The entire process is designed to discourage Edge users from downloading flagged files. While that would be an understandable approach for malicious files, it is not for files that are blocked just because they are new.
Now You: what is your take on the process? How do you deal with browser's blocking file downloads?
“…While that would be an understandable approach for malicious files, it is not for files that are blocked just because they are new.”
In the screenshots you are downloading an unsigned executable file with no reputation history. Those types of files should be treated as highly suspicious, as anyone can create them and upload them somewhere pretending to be legitimate software. That should absolutely set alarm bells ringing and therefore make sure the end user if fully aware what they are about to do and don’t just mindlessly click through and download something that has a high chance of being malicious.
I agree that there should be some safeguards, bu for people who dont know any better it is also a way to keep genuine files away and under suspicion.

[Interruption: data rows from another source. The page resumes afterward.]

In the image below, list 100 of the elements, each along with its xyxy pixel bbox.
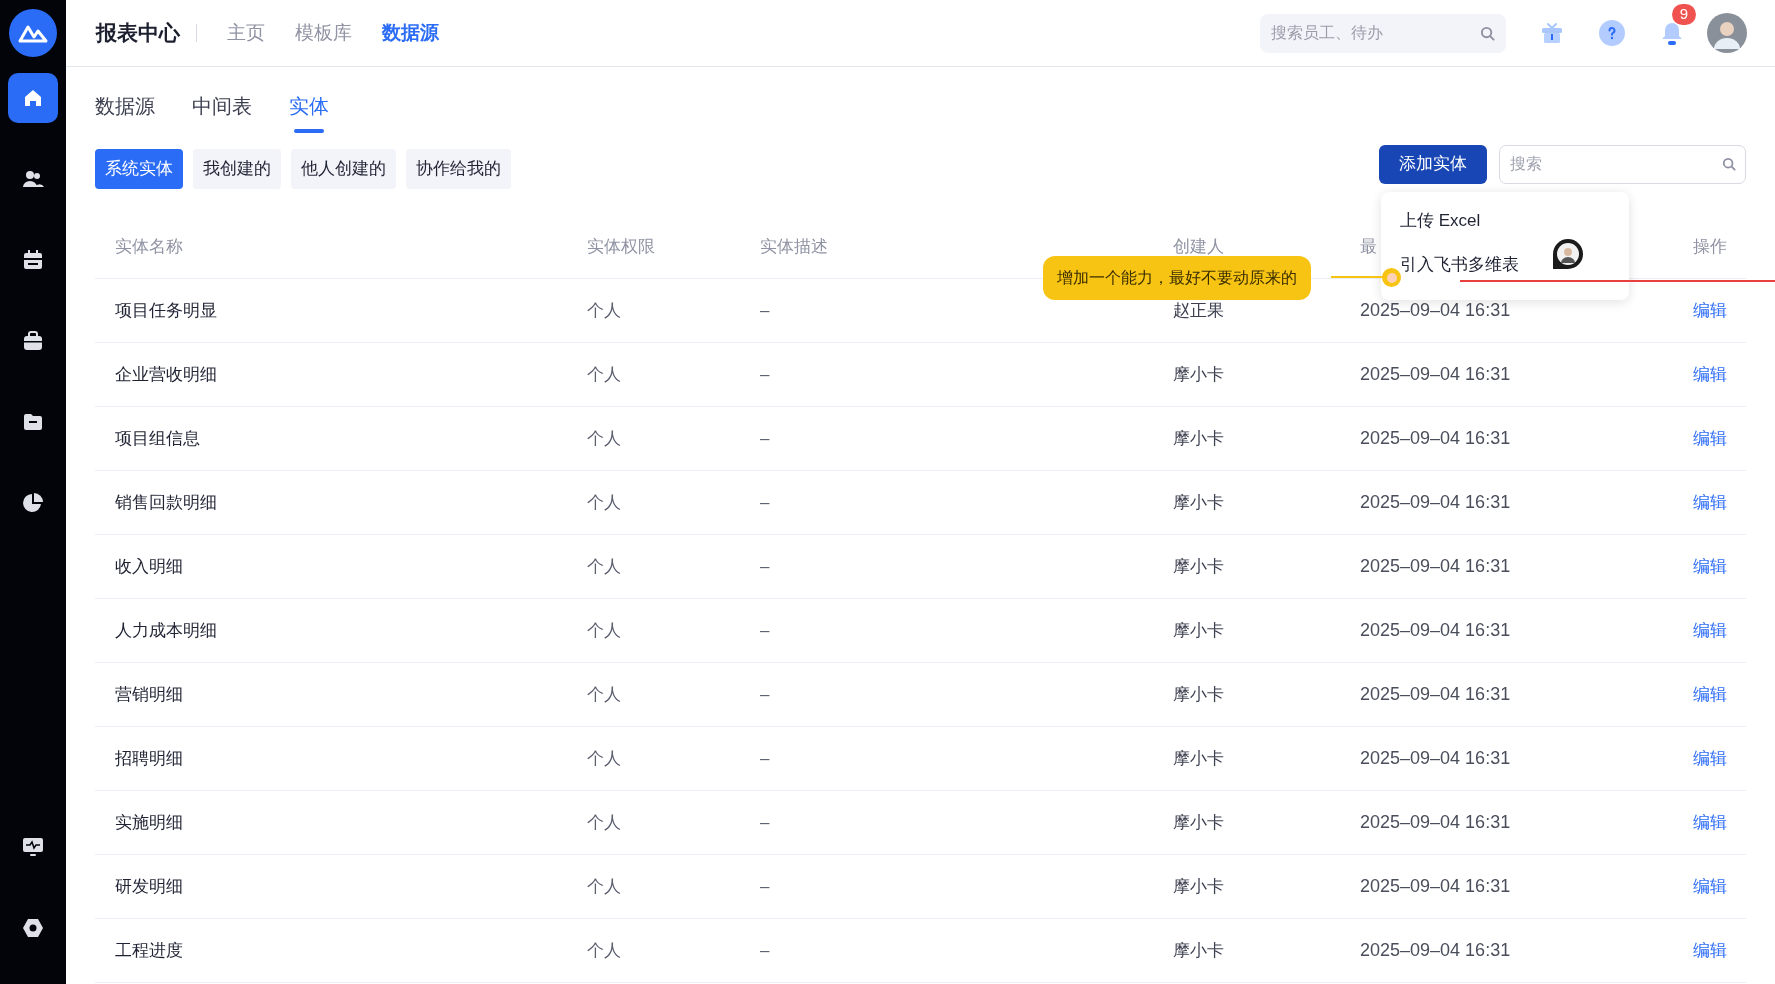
tab[interactable]: 数据源 [95,91,155,137]
search-icon[interactable] [1722,156,1736,171]
table-cell-text: 项目任务明显 [115,299,217,322]
table-cell-text: – [760,875,770,898]
table-cell-text: 摩小卡 [1173,747,1224,770]
column-header: 创建人 [1173,235,1224,258]
edit-link[interactable]: 编辑 [1693,873,1727,900]
table-cell-text: – [760,619,770,642]
table-cell-text: 个人 [587,811,621,834]
table-cell-text: – [760,939,770,962]
settings-icon [21,916,45,940]
table-cell-text: 摩小卡 [1173,811,1224,834]
table-cell-text: 研发明细 [115,875,183,898]
edit-link[interactable]: 编辑 [1693,425,1727,452]
edit-link[interactable]: 编辑 [1693,681,1727,708]
table-cell-text: 2025–09–04 16:31 [1360,811,1511,834]
nav-link[interactable]: 模板库 [295,18,352,48]
table-cell-text: 摩小卡 [1173,939,1224,962]
table-cell-text: – [760,491,770,514]
annotation-callout: 增加一个能力，最好不要动原来的 [1043,256,1311,300]
search-field[interactable]: 搜索 [1499,144,1746,184]
menu-item[interactable]: 上传 Excel [1400,206,1629,236]
app-title: 报表中心 [96,20,180,47]
table-cell-text: 个人 [587,747,621,770]
bell-icon[interactable] [1660,20,1684,46]
table-cell-text: 2025–09–04 16:31 [1360,683,1511,706]
search-icon[interactable] [1480,25,1495,41]
edit-link[interactable]: 编辑 [1693,745,1727,772]
table-cell-text: 个人 [587,363,621,386]
filter-button[interactable]: 我创建的 [193,149,281,189]
table-cell-text: 个人 [587,619,621,642]
column-header: 最 [1360,235,1377,258]
table-cell-text: 实施明细 [115,811,183,834]
filter-button[interactable]: 协作给我的 [406,149,511,189]
sidebar-item[interactable] [8,73,58,123]
table-cell-text: 摩小卡 [1173,619,1224,642]
table-cell-text: 人力成本明细 [115,619,217,642]
table-cell-text: 营销明细 [115,683,183,706]
table-cell-text: 项目组信息 [115,427,200,450]
table-cell-text: 个人 [587,683,621,706]
edit-link[interactable]: 编辑 [1693,937,1727,964]
table-cell-text: 摩小卡 [1173,555,1224,578]
edit-link[interactable]: 编辑 [1693,809,1727,836]
app-logo[interactable] [9,9,57,57]
tab[interactable]: 中间表 [192,91,252,137]
column-header: 实体权限 [587,235,655,258]
table-cell-text: 2025–09–04 16:31 [1360,363,1511,386]
table-cell-text: – [760,683,770,706]
column-header: 实体描述 [760,235,828,258]
table-cell-text: 个人 [587,491,621,514]
table-cell-text: 2025–09–04 16:31 [1360,939,1511,962]
table-cell-text: 摩小卡 [1173,683,1224,706]
table-cell-text: 2025–09–04 16:31 [1360,555,1511,578]
briefcase-icon [21,329,45,353]
table-cell-text: 企业营收明细 [115,363,217,386]
table-cell-text: – [760,427,770,450]
comment-pin-icon [1551,237,1585,271]
column-header: 实体名称 [115,235,183,258]
table-cell-text: 个人 [587,299,621,322]
help-icon[interactable] [1599,20,1625,46]
edit-link[interactable]: 编辑 [1693,489,1727,516]
table-cell-text: 摩小卡 [1173,491,1224,514]
table-cell-text: 工程进度 [115,939,183,962]
tab[interactable]: 实体 [289,91,329,137]
nav-link[interactable]: 数据源 [382,18,439,48]
user-avatar[interactable] [1707,13,1747,53]
table-cell-text: – [760,363,770,386]
edit-link[interactable]: 编辑 [1693,553,1727,580]
calendar-icon [21,248,45,272]
table-cell-text: – [760,747,770,770]
filter-button[interactable]: 系统实体 [95,149,183,189]
table-cell-text: 个人 [587,555,621,578]
search-field[interactable]: 搜索员工、待办 [1260,13,1506,53]
add-entity-button[interactable]: 添加实体 [1379,144,1487,184]
table-cell-text: – [760,555,770,578]
table-cell-text: 摩小卡 [1173,363,1224,386]
table-cell-text: – [760,811,770,834]
edit-link[interactable]: 编辑 [1693,617,1727,644]
column-header: 操作 [1693,235,1727,258]
table-cell-text: 个人 [587,875,621,898]
notification-badge: 9 [1672,4,1696,25]
table-cell-text: 摩小卡 [1173,427,1224,450]
table-cell-text: 2025–09–04 16:31 [1360,619,1511,642]
table-cell-text: 2025–09–04 16:31 [1360,875,1511,898]
table-cell-text: 2025–09–04 16:31 [1360,427,1511,450]
nav-link[interactable]: 主页 [227,18,265,48]
table-cell-text: – [760,299,770,322]
table-cell-text: 2025–09–04 16:31 [1360,299,1511,322]
edit-link[interactable]: 编辑 [1693,297,1727,324]
table-cell-text: 收入明细 [115,555,183,578]
table-cell-text: 个人 [587,939,621,962]
menu-item[interactable]: 引入飞书多维表 [1400,250,1629,280]
table-cell-text: 摩小卡 [1173,875,1224,898]
monitor-icon [21,835,45,859]
filter-button[interactable]: 他人创建的 [291,149,396,189]
edit-link[interactable]: 编辑 [1693,361,1727,388]
pie-chart-icon [21,491,45,515]
table-cell-text: 2025–09–04 16:31 [1360,491,1511,514]
table-cell-text: 2025–09–04 16:31 [1360,747,1511,770]
table-cell-text: 销售回款明细 [115,491,217,514]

Many opensource projects cant afford to get binaries signed and not that signing binaries is any protection anyway, since certificates have been known to be misused to sign malware payloads and not the least Microsoft certificates have been not once but several times caught signing malware payloads that would happily pass this not even security feature and most antivirus.
So some caution always not just because some moronic tinfoil hat idiot who devs these features says so., sign/not signed new old its all arbitrary decision on what is exactly malware or maybe dangerous.
I’m reminded of an old meme.
“Everything happens for a reason. But sometimes the reason is you’re stupid and make bad decisions.”
I’ll have to side with M$ on this one. Telling people to “Think before you do this” is a good thing IMO.
Telling people to think works? Since when?
And which company or gov wants people capable of critical thinking?
That’s all well and good, but in this specific case, who is doing the “thinking”?
Certainly not the end-user at first.
The more dumbed-down society gets, the more dumbed-down it’s treated.
Race to the bottom.
I am curious about beautysearch.exe now.
Microsoft Defender SmartScreen should submit the files in question to virustotal just like Chrome does and block/allow according to results.
No browser should block but may offer a warning and ask if the user wants to continue and/or never ask again for that file or website, etc. Surely there is a smarter way of not imposing more control on everyone because some are dumb enough not to have protection.
This doesn’t protect the end-user as all the hackers will do is shield it inside of something legit. And scammers already use legit software to take people’s money.
It is just another means of making life more difficult for most people, give more decision making, control to MS and Chrome.
Why don’t they do more in education of the people? Because there is no money in it. Like good drugs are banned because Pharma can’t use them to make bigger profits.
I’ve always fully disabled defender smartscreen from running. Don’t need it’s annoyances. Been on the internet since 56k dial-up days. I.e. over 22 years ago. And just by common sense you know what to and not to download or click on.
My solution is the simplest. Do not use Edge.
So.. I’m on GITHUB.. I can grab AND save with no warnings… app.dmg (macOS), app (linux)… BUT app.exe is going to cause me grief? AND I download app.exe EVERY time it’s updated on GITHUB. How is THAT “not commonly downloaded”????!!!????